International Automotive Components will continue to expand its auto plastics business despite a downturn in the auto industry in North America that the company's top official believes will get worse before it gets better.
Wilbur Ross, the chief executive officer and chairman of WL Ross & Co., said during a June 5 speech at Ward's Auto Interiors Show in Detroit that automakers are continuing to refer troubled suppliers to IAC, which Ross created two years ago through the acquisition of units of the former Collins & Aikman Corp., the interiors unit of Lear Corp. and other suppliers. The global company now has more than $5 billion in sales annually, with operations in Europe, Asia, South America and North America.
IAC North America LLC, with headquarters in Dearborn, Mich., injection molds and blow molds interior parts, including instrument panels, door panels and center consoles.
While Ross would not name specific potential acquisition targets, he said the company is considering ways to, ``continue to expand our plastics business and develop other business units.''
``We're in a growth pattern wherever we can be,'' he said.
That could be in regions where auto production in expanding, such as Eastern Europe or Asia, or in North America if an opportunity makes sense, he said.

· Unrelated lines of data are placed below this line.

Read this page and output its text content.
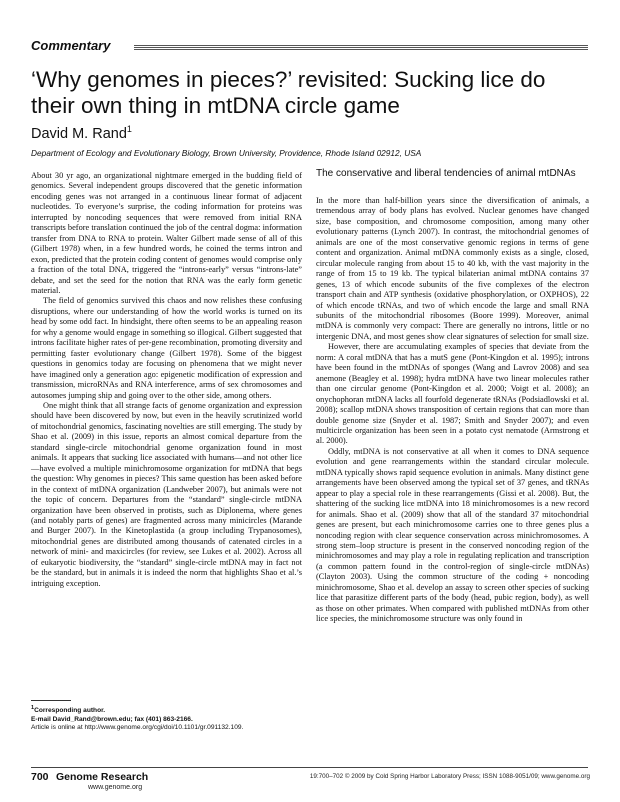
Commentary
‘Why genomes in pieces?’ revisited: Sucking lice do their own thing in mtDNA circle game
David M. Rand$^1$
Department of Ecology and Evolutionary Biology, Brown University, Providence, Rhode Island 02912, USA

About 30 yr ago, an organizational nightmare emerged in the budding field of genomics. Several independent groups discovered that the genetic information encoding genes was not arranged in a continuous linear format of adjacent nucleotides. To everyone’s surprise, the coding information for proteins was interrupted by noncoding sequences that were removed from initial RNA transcripts before translation continued the job of the central dogma: information transfer from DNA to RNA to protein. Walter Gilbert made sense of all of this (Gilbert 1978) when, in a few hundred words, he coined the terms intron and exon, predicted that the protein coding content of genomes would comprise only a fraction of the total DNA, triggered the “introns-early” versus “introns-late” debate, and set the seed for the notion that RNA was the early form genetic material.

The field of genomics survived this chaos and now relishes these confusing disruptions, where our understanding of how the world works is turned on its head by some odd fact. In hindsight, there often seems to be an appealing reason for why a genome would engage in something so illogical. Gilbert suggested that introns facilitate higher rates of per-gene recombination, promoting diversity and permitting faster evolutionary change (Gilbert 1978). Some of the biggest questions in genomics today are focusing on phenomena that we might never have imagined only a generation ago: epigenetic modification of expression and transmission, microRNAs and RNA interference, arms of sex chromosomes and autosomes jumping ship and going over to the other side, among others.

One might think that all strange facts of genome organization and expression should have been discovered by now, but even in the heavily scrutinized world of mitochondrial genomics, fascinating novelties are still emerging. The study by Shao et al. (2009) in this issue, reports an almost comical departure from the standard single-circle mitochondrial genome organization found in most animals. It appears that sucking lice associated with humans—and not other lice—have evolved a multiple minichromosome organization for mtDNA that begs the question: Why genomes in pieces? This same question has been asked before in the context of mtDNA organization (Landweber 2007), but animals were not the topic of concern. Departures from the “standard” single-circle mtDNA organization have been observed in protists, such as Diplonema, where genes (and notably parts of genes) are fragmented across many minicircles (Marande and Burger 2007). In the Kinetoplastida (a group including Trypanosomes), mitochondrial genes are distributed among thousands of catenated circles in a network of mini- and maxicircles (for review, see Lukes et al. 2002). Across all of eukaryotic biodiversity, the “standard” single-circle mtDNA may in fact not be the standard, but in animals it is indeed the norm that highlights Shao et al.’s intriguing exception.

The conservative and liberal tendencies of animal mtDNAs

In the more than half-billion years since the diversification of animals, a tremendous array of body plans has evolved. Nuclear genomes have changed size, base composition, and chromosome composition, among many other evolutionary patterns (Lynch 2007). In contrast, the mitochondrial genomes of animals are one of the most conservative genomic regions in terms of gene content and organization. Animal mtDNA commonly exists as a single, closed, circular molecule ranging from about 15 to 40 kb, with the vast majority in the range of from 15 to 19 kb. The typical bilaterian animal mtDNA contains 37 genes, 13 of which encode subunits of the five complexes of the electron transport chain and ATP synthesis (oxidative phosphorylation, or OXPHOS), 22 of which encode tRNAs, and two of which encode the large and small RNA subunits of the mitochondrial ribosomes (Boore 1999). Moreover, animal mtDNA is commonly very compact: There are generally no introns, little or no intergenic DNA, and most genes show clear signatures of selection for small size.

However, there are accumulating examples of species that deviate from the norm: A coral mtDNA that has a mutS gene (Pont-Kingdon et al. 1995); introns have been found in the mtDNAs of sponges (Wang and Lavrov 2008) and sea anemone (Beagley et al. 1998); hydra mtDNA have two linear molecules rather than one circular genome (Pont-Kingdon et al. 2000; Voigt et al. 2008); an onychophoran mtDNA lacks all fourfold degenerate tRNAs (Podsiadlowski et al. 2008); scallop mtDNA shows transposition of certain regions that can more than double genome size (Snyder et al. 1987; Smith and Snyder 2007); and even multicircle organization has been seen in a potato cyst nematode (Armstrong et al. 2000).

Oddly, mtDNA is not conservative at all when it comes to DNA sequence evolution and gene rearrangements within the standard circular molecule. mtDNA typically shows rapid sequence evolution in animals. Many distinct gene arrangements have been observed among the typical set of 37 genes, and tRNAs appear to play a special role in these rearrangements (Gissi et al. 2008). But, the shattering of the sucking lice mtDNA into 18 minichromosomes is a new record for animals. Shao et al. (2009) show that all of the standard 37 mitochondrial genes are present, but each minichromosome carries one to three genes plus a noncoding region with clear sequence conservation across minichromosomes. A strong stem–loop structure is present in the conserved noncoding region of the minichromosomes and may play a role in regulating replication and transcription (a common pattern found in the control-region of single-circle mtDNAs) (Clayton 2003). Using the common structure of the coding + noncoding minichromosome, Shao et al. develop an assay to screen other species of sucking lice that parasitize different parts of the body (head, pubic region, body), as well as those on other primates. When compared with published mtDNAs from other lice species, the minichromosome structure was only found in

$^1$Corresponding author.
E-mail David_Rand@brown.edu; fax (401) 863-2166.
Article is online at http://www.genome.org/cgi/doi/10.1101/gr.091132.109.
700 Genome Research
www.genome.org
19:700–702 © 2009 by Cold Spring Harbor Laboratory Press; ISSN 1088-9051/09; www.genome.org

But North American growth will be going up against an economy that Ross believes is in the midst of a recession. It also faces ``at least a year of stagflation or worse'' in the wake of the collapse of the housing bubble and oil prices that have hit more than $130 per barrel already, with at least one investment house predicting prices could hit $200 per barrel.
Americans are driving less, and less likely to buy cars, he said, and when they do buy, it will be smaller cars, which are less profitable for automakers and suppliers. He expects auto sales will not bottom out in North America until sometime in 2009. So automakers and the auto supply industry will have to change.
Suppliers cannot afford the traditional ``cost downs'' in the industry, which requires them to reduce the cost of their parts each year, Ross said. That is especially true with raw-material prices rising week after week.
And the industry cannot afford to spend millions of dollars supporting unprofitable suppliers. To succeed, the auto supply industry needs to reduce the amount of capacity in the marketplace. That means allowing some firms to fall by the wayside.
Companies cannot afford to survive running their equipment at 60 percent or 70 percent of capacity, he said. At higher capacity and volume levels, suppliers can amortize the cost of their equipment and research and development at more sustainable levels.
Ross said Chrysler LLC's move earlier this year to attempt to move tools from bankrupt supplier Plastech Engineering Co. - and General Motors Corp. and Ford Motor Co.'s support in court for Chrysler's actions - signals a clear move that automakers are willing to let poorly performing suppliers fail.
IAC's strategy to buy troubled suppliers may seem to be in conflict with Ross' belief that the industry must reduce capacity, but Ross noted IAC has cherry-picked its desired operations, allowing some plants and presses to go silent. The company only purchased specific operations from Collins & Aikman, he said, and realigned Lear's interiors units by closing some of those facilities.
Reducing capacity and consolidating facilities also will help plastics component suppliers caught between a limited number of automaker customers and a small number of resin suppliers.
``We've got a highly concentrated [automaker] base, and a higher concentrated resin base, but the supplier base in between is fragmented,'' he said.
Ross said he had expected the auto industry to go into decline when he first started creating IAC, though general economic conditions deteriorated even more than he'd expected.
``We did not anticipate $125 per barrel oil, and to that degree, we were wrong,'' he said.
But he remains positive about the auto industry's prospects once it survives the current downturn.
``The long-term outlook is pretty good, and we're used to going through short-term hiccups,'' he said.